それは、このメンバーは最高のプロ集団だったこと。

この当時、携帯電話が普及する中、携帯電話アンテナ基地局の拡張は必須だった。

キャリアからの請負金額もよかったらしく、多くの工事会社が参入していたのだ。

そんな中でもこの会社のこのクルーのパフォーマンスの高さは周りの会社にも響き渡っているらしい。

通常は一現場5人で一週間かかるところを、このクルーは4日で終わらせるという驚異の速さを実現していた。
これは後から社長に聞いたのだが、他の会社から「どのような工程で作業しているのか」問い合わせがあるくらいだ。

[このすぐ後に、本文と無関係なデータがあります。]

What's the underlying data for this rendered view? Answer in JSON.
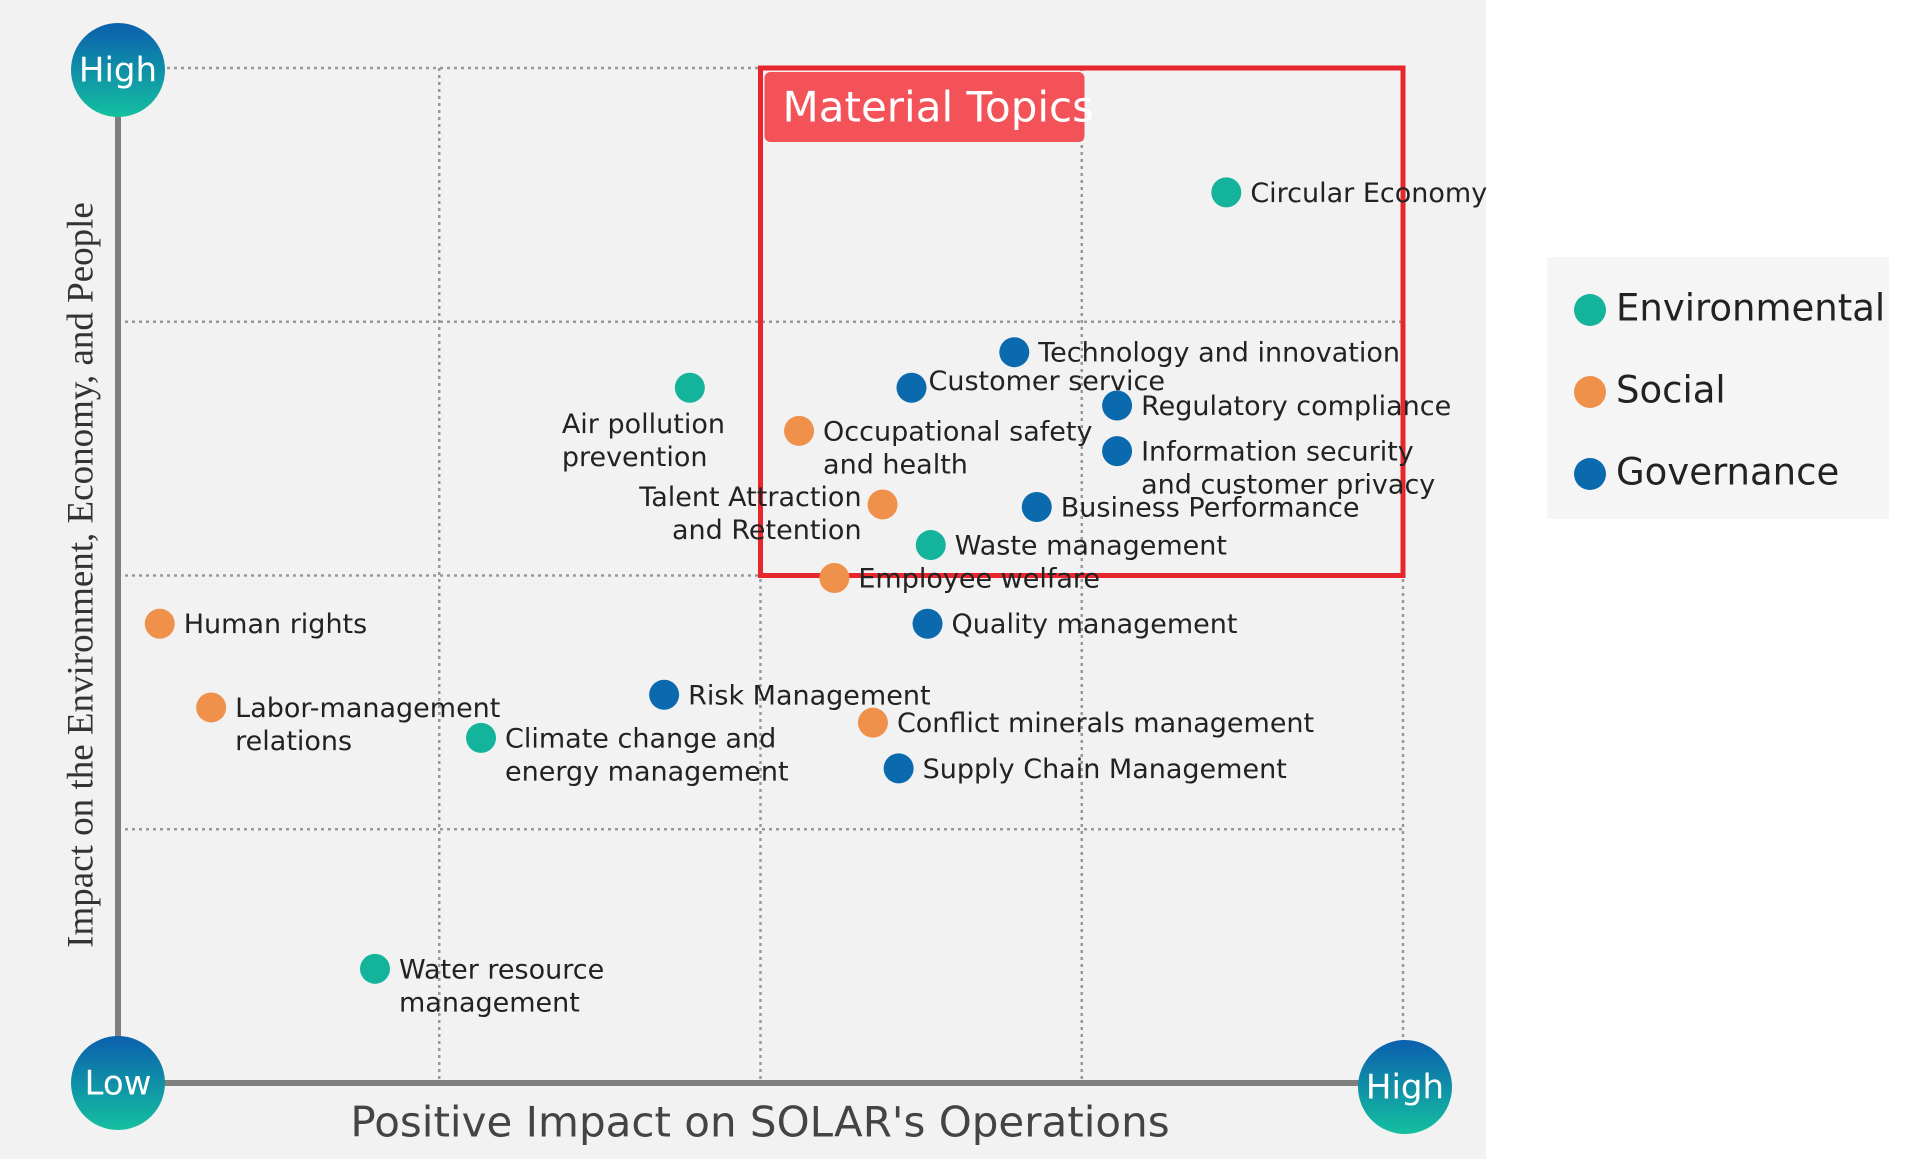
{
  "chart_data": {
    "type": "scatter",
    "x_label": "Positive Impact on SOLAR's Operations",
    "y_label": "Impact on the Environment, Economy, and People",
    "corner_labels": {
      "y_high": "High",
      "origin": "Low",
      "x_high": "High"
    },
    "xlim": [
      0,
      4
    ],
    "ylim": [
      0,
      4
    ],
    "xgrid": [
      1,
      2,
      3,
      4
    ],
    "ygrid": [
      1,
      2,
      3,
      4
    ],
    "highlight": {
      "label": "Material Topics",
      "xlim": [
        2,
        4
      ],
      "ylim": [
        2,
        4
      ],
      "color": "#e8262d"
    },
    "series": [
      {
        "name": "Environmental",
        "color": "#14b39c",
        "points": [
          {
            "label": [
              "Circular Economy"
            ],
            "x": 3.45,
            "y": 3.51
          },
          {
            "label": [
              "Air pollution",
              "prevention"
            ],
            "x": 1.78,
            "y": 2.74
          },
          {
            "label": [
              "Waste management"
            ],
            "x": 2.53,
            "y": 2.12
          },
          {
            "label": [
              "Climate change and",
              "energy management"
            ],
            "x": 1.13,
            "y": 1.36
          },
          {
            "label": [
              "Water resource",
              "management"
            ],
            "x": 0.8,
            "y": 0.45
          }
        ]
      },
      {
        "name": "Social",
        "color": "#f0914b",
        "points": [
          {
            "label": [
              "Occupational safety",
              "and health"
            ],
            "x": 2.12,
            "y": 2.57
          },
          {
            "label": [
              "Talent Attraction",
              "and Retention"
            ],
            "x": 2.38,
            "y": 2.28
          },
          {
            "label": [
              "Employee welfare"
            ],
            "x": 2.23,
            "y": 1.99
          },
          {
            "label": [
              "Human rights"
            ],
            "x": 0.13,
            "y": 1.81
          },
          {
            "label": [
              "Labor-management",
              "relations"
            ],
            "x": 0.29,
            "y": 1.48
          },
          {
            "label": [
              "Conflict minerals management"
            ],
            "x": 2.35,
            "y": 1.42
          }
        ]
      },
      {
        "name": "Governance",
        "color": "#0a6aad",
        "points": [
          {
            "label": [
              "Technology and innovation"
            ],
            "x": 2.79,
            "y": 2.88
          },
          {
            "label": [
              "Customer service"
            ],
            "x": 2.47,
            "y": 2.74
          },
          {
            "label": [
              "Regulatory compliance"
            ],
            "x": 3.11,
            "y": 2.67
          },
          {
            "label": [
              "Information security",
              "and customer privacy"
            ],
            "x": 3.11,
            "y": 2.49
          },
          {
            "label": [
              "Business Performance"
            ],
            "x": 2.86,
            "y": 2.27
          },
          {
            "label": [
              "Quality management"
            ],
            "x": 2.52,
            "y": 1.81
          },
          {
            "label": [
              "Risk Management"
            ],
            "x": 1.7,
            "y": 1.53
          },
          {
            "label": [
              "Supply Chain Management"
            ],
            "x": 2.43,
            "y": 1.24
          }
        ]
      }
    ]
  }
}
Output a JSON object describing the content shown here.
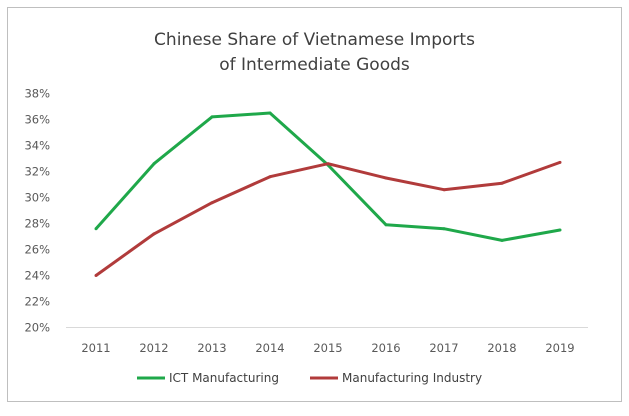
{
  "chart_data": {
    "type": "line",
    "title": "Chinese Share of Vietnamese Imports of Intermediate Goods",
    "title_lines": [
      "Chinese Share of Vietnamese Imports",
      "of Intermediate Goods"
    ],
    "xlabel": "",
    "ylabel": "",
    "categories": [
      "2011",
      "2012",
      "2013",
      "2014",
      "2015",
      "2016",
      "2017",
      "2018",
      "2019"
    ],
    "y_ticks": [
      "20%",
      "22%",
      "24%",
      "26%",
      "28%",
      "30%",
      "32%",
      "34%",
      "36%",
      "38%"
    ],
    "ylim": [
      20,
      38
    ],
    "grid": false,
    "legend_position": "bottom",
    "series": [
      {
        "name": "ICT Manufacturing",
        "color": "#1fa84a",
        "values": [
          27.6,
          32.6,
          36.2,
          36.5,
          32.5,
          27.9,
          27.6,
          26.7,
          27.5
        ]
      },
      {
        "name": "Manufacturing Industry",
        "color": "#b13b3b",
        "values": [
          24.0,
          27.2,
          29.6,
          31.6,
          32.6,
          31.5,
          30.6,
          31.1,
          32.7
        ]
      }
    ]
  }
}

私は最初からこのクルーで働いているので、他との比較はできないが、
一つ一つの動きに無駄がないことは肌で感じた。

とにかくトップ萩谷さん(仮名)の指揮命令が凄いのだ。
彼は社長が社内で一番認めているリーダーだ。口数の少ない人だがその指示は的確だ。
年齢は私の一つ上。身長は185cmは超えている、がっちりした体格の持ち主だ。
まあ私はしばらくの間、直接話して貰えなかったが。

そしてナンバー2の舟串(仮名)も現場では見事な仕事さばきだった。
※本人と話すときは舟串君って呼んでたが(汗;)

とにかく何一つ無駄がないのだ。

一方私はまだ信用がないので、鉄塔の上で移動するたびに
胴綱(どうづな:安全帯)を鉄塔に掛けては外し、掛けては外すの繰り返しだ。
たまに胴綱をしないで作業していると、いつの間に舟串が隣に来て言うのだ。

「武井さんは日本語わからないのかなぁ?」
「胴綱掛けずに作業しちゃダメだって言ったよね?」

いつも嫌味な言い回し。くそっ。

しかし、これでは仕事にならない。
このままではいつまでたってもデキナイ奴だ。

もちろん新人が落ちて死んでしまったら、彼らに責任が問われるから注意するのは当然の事なのだが。

早く一人前になりたいと私は焦った。
しばらくは信用を得ることに専念した。

しかし不思議なもんだった。

最初はあれだけ高さに恐怖して、それこそ胴綱命だったのに、
今ではできるだけ胴綱を使わずに作業したいと望んでいるのだから。

 

真面目な作業が認められたせいか、ある日萩谷さんから、胴綱の掛け外しの制約を緩めてもらった。

しかし。。。

この時に私が直接トップから承認されたことが気に入らなかったのか、
奴の嫌がらせは更にエスカレートした。

ある日、上で使う作業道具や装具を揃えるよう指示された。
「使う道具はこれまで見てるからわかリますよね」
絶妙な振り方だ。
確かに既に数回の作業経験をしてきたが、自分のことだけで精一杯だ。

しかし、わからないとは言えいない。

これまでの事を思い出し自分なりに揃えてみる。
結構な重さになる。
鉄塔の上にはウインチで上げるのだが、本来はその前に内容を確認してもらいたかった。
しかし。。。舟串はとっとと鉄塔のうえへ。
他のメンバーも既に上で待機状態。

道具をバッカンに詰め込みウインチであげ、いざ50m上で広げられたが。。いやはやあれもこれも足りないという事態に。

この男は皆に迷惑が掛かるミスをわざと誘っている。

作業効率化重視のこのクルーにとって、こんなことで時間を取られるのは最悪と言えるだろう。
結局私は一日中鉄塔を上り下り。本当にデキナイ奴に見える。
それだけではない。しばらくは皆から無視されるのだ。

舟串は又、クルーの大蔵省でもあり会社から小口現金を任されている。
機嫌を取っていないと、
現場によって必要な防寒具などが、自分だけ買ってもらえないなどもあるのだ。

新参者にはかなり辛い仕打ちだ。

しかし、移動の際に一緒にハイエースに同乗しているナンバー3の相沢君と
ナンバー4の堀君とは徐々に打ちとけてきた。

 

 

日々嫌がらせは続いた。

皆にはわかるだろうか、50mの鉄塔の上で信頼できない人間と仕事をすることがどれだけ恐怖か。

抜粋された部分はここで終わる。